Abstract

A novel blue planning discourse has been elevated through marine spatial planning (MSP) discussions in Brazil since 2011, following the evolution of international ocean governance policy innovation in the past decades. This paper investigates the early evolution stages of a socio-political arena around MSP in Brazil using as reference the IOC-UNESCO's step-by-step approach. It also employs the interactive governance theory to describe and analyze the challenges and opportunities in four phases in the evolution of a MSP policy arena at the Brazil's Blue Amazon level; and discuss it in terms of five major functional governability narratives this trajectory evoke to actors in this new interactive governance playing field.

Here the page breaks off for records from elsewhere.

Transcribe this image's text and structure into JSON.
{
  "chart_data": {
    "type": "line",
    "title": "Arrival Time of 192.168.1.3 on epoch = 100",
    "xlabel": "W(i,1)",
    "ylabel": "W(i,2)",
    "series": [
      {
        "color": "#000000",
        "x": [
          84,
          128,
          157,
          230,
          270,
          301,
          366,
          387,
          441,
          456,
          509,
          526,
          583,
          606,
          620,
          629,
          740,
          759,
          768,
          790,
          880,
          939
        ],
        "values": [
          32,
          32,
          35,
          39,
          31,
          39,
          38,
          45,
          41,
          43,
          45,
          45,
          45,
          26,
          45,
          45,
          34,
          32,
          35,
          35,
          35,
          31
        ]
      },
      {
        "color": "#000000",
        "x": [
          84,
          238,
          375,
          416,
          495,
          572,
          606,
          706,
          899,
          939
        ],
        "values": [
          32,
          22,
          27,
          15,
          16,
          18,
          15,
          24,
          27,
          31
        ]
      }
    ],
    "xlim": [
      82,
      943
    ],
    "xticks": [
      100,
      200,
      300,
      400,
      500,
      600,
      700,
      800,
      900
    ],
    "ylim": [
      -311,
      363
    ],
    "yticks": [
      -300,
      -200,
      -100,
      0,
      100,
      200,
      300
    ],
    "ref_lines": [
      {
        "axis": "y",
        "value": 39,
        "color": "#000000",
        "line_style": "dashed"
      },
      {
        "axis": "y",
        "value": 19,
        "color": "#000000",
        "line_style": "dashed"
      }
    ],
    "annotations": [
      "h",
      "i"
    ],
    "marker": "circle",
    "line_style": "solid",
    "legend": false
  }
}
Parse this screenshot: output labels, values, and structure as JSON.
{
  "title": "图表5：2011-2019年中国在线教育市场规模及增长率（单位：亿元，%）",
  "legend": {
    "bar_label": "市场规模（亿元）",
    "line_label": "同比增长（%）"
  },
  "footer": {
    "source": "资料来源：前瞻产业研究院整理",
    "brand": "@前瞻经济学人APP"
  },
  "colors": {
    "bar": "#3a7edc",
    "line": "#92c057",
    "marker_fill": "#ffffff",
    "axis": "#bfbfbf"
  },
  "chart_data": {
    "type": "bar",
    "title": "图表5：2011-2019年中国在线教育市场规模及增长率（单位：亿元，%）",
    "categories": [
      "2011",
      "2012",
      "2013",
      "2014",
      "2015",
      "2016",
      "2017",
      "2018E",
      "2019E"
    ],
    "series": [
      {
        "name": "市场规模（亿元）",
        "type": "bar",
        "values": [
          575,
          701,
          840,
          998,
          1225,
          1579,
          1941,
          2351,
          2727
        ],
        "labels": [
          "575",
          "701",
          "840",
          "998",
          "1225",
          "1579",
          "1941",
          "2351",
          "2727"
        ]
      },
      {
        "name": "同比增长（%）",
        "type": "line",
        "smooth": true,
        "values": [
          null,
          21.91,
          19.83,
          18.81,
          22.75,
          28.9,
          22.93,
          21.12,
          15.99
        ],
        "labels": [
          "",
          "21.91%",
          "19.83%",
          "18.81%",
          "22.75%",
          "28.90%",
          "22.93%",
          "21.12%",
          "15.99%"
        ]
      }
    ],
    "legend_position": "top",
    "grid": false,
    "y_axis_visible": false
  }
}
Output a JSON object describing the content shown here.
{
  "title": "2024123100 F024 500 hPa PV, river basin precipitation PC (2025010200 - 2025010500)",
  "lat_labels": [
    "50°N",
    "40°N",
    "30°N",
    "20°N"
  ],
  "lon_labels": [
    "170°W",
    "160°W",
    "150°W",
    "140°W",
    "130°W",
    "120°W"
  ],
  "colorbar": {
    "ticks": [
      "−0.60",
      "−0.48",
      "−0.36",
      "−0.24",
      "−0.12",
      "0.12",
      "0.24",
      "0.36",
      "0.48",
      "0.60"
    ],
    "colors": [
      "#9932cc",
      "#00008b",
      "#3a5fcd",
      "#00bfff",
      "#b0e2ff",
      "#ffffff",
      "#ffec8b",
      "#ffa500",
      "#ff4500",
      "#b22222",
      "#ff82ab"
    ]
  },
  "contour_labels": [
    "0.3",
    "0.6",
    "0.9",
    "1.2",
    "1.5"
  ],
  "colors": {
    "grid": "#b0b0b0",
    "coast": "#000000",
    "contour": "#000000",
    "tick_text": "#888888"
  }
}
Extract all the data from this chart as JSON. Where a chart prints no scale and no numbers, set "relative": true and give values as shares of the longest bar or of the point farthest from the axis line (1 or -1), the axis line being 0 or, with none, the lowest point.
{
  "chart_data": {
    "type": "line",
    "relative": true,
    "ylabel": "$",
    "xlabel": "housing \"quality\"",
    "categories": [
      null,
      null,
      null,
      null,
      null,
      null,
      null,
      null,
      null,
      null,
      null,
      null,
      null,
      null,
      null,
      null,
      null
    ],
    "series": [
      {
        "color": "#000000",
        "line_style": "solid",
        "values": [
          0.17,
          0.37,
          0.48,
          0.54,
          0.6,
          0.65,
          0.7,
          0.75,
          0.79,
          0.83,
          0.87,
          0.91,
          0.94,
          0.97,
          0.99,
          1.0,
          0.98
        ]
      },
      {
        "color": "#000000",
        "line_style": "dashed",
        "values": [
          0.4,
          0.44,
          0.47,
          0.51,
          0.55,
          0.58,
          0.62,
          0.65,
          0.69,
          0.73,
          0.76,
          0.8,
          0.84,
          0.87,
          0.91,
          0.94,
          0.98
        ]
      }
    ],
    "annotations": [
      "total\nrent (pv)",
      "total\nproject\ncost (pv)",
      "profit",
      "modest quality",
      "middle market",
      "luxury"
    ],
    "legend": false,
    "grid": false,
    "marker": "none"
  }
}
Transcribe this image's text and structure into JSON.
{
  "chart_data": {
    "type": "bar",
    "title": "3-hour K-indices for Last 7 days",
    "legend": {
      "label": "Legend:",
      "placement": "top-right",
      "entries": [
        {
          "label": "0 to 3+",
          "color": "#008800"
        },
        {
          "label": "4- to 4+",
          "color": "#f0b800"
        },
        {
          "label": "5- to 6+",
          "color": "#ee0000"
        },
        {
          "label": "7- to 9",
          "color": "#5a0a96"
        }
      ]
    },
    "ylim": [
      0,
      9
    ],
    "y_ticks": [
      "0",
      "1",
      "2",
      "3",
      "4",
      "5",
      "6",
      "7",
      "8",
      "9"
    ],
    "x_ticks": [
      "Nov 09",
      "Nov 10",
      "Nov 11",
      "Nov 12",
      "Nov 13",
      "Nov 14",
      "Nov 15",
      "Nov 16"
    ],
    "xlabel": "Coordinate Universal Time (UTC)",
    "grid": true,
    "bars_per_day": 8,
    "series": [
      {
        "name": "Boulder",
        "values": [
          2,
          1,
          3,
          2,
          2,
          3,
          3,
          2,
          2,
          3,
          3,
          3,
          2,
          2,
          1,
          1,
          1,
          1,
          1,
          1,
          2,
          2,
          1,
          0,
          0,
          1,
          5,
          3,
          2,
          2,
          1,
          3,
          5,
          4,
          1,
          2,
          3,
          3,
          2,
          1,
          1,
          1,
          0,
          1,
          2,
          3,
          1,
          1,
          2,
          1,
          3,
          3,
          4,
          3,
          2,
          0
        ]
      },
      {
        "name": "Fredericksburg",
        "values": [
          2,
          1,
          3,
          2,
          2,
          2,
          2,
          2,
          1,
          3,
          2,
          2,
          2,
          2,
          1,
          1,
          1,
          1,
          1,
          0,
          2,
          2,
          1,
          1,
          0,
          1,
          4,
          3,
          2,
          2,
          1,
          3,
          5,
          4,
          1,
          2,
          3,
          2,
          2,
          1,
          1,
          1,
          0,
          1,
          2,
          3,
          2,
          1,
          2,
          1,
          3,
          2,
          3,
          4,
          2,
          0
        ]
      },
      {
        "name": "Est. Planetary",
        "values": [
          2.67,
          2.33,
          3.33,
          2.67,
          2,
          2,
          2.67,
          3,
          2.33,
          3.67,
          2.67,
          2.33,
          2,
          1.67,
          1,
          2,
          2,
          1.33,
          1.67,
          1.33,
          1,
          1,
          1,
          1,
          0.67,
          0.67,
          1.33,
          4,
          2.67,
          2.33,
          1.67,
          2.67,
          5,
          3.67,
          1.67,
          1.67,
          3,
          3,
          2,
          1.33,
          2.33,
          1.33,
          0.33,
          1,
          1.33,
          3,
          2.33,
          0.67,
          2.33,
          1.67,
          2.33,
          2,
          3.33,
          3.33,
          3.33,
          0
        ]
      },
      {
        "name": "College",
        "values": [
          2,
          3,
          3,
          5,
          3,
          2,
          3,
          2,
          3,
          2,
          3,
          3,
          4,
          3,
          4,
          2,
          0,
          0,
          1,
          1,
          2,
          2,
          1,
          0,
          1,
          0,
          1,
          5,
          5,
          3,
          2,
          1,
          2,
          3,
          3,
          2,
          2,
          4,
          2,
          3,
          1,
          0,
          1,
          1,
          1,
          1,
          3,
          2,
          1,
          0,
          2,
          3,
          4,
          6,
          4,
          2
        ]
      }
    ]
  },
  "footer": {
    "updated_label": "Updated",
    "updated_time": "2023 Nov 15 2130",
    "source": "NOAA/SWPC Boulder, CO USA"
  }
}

The evolution of Brazilian MSP arena was triggered by discussions at the international level (Phase I – 2011 to 2012), which encountered some resistance until it was reframed under a new formal intra-governmental institutional building process (Phase II – 2012 to 2013). Following a rapid surge and apparent early advances in MSP discussions (Phase III - 2014), the final (current) Phase IV can be characterized by the quiescence of the innovation process led by federal government, and the rise in numbers and diversity of agents in the MSP policy arena. It is noted with this analysis that Brazil is behind the international schedule on MSP, as it is still struggling in the ‘articulation and framing phase’. The analysis of thirty-four challenges and opportunities identified in this trajectory shows that improving functional capacities to govern (governability) the ocean in Brazil will require all actors to: (1) streamline cross-network knowledge-exchange to improve the nascent MSP arena; (2) further understand institutional dynamics impeding policy integration; (3) foster a more symmetrically responsive ocean governance arena; (4) promote coordinated scaling through principle-based policy-building and; (5) strengthening critical but proactive civil society participation at multiple, interrelated area-based ocean governance innovation frontlines. The accumulated capacities shared by existing knowledge-to-action networks in Brazil may render the emerging arena a dynamic, creative, and regional ocean learning experiment.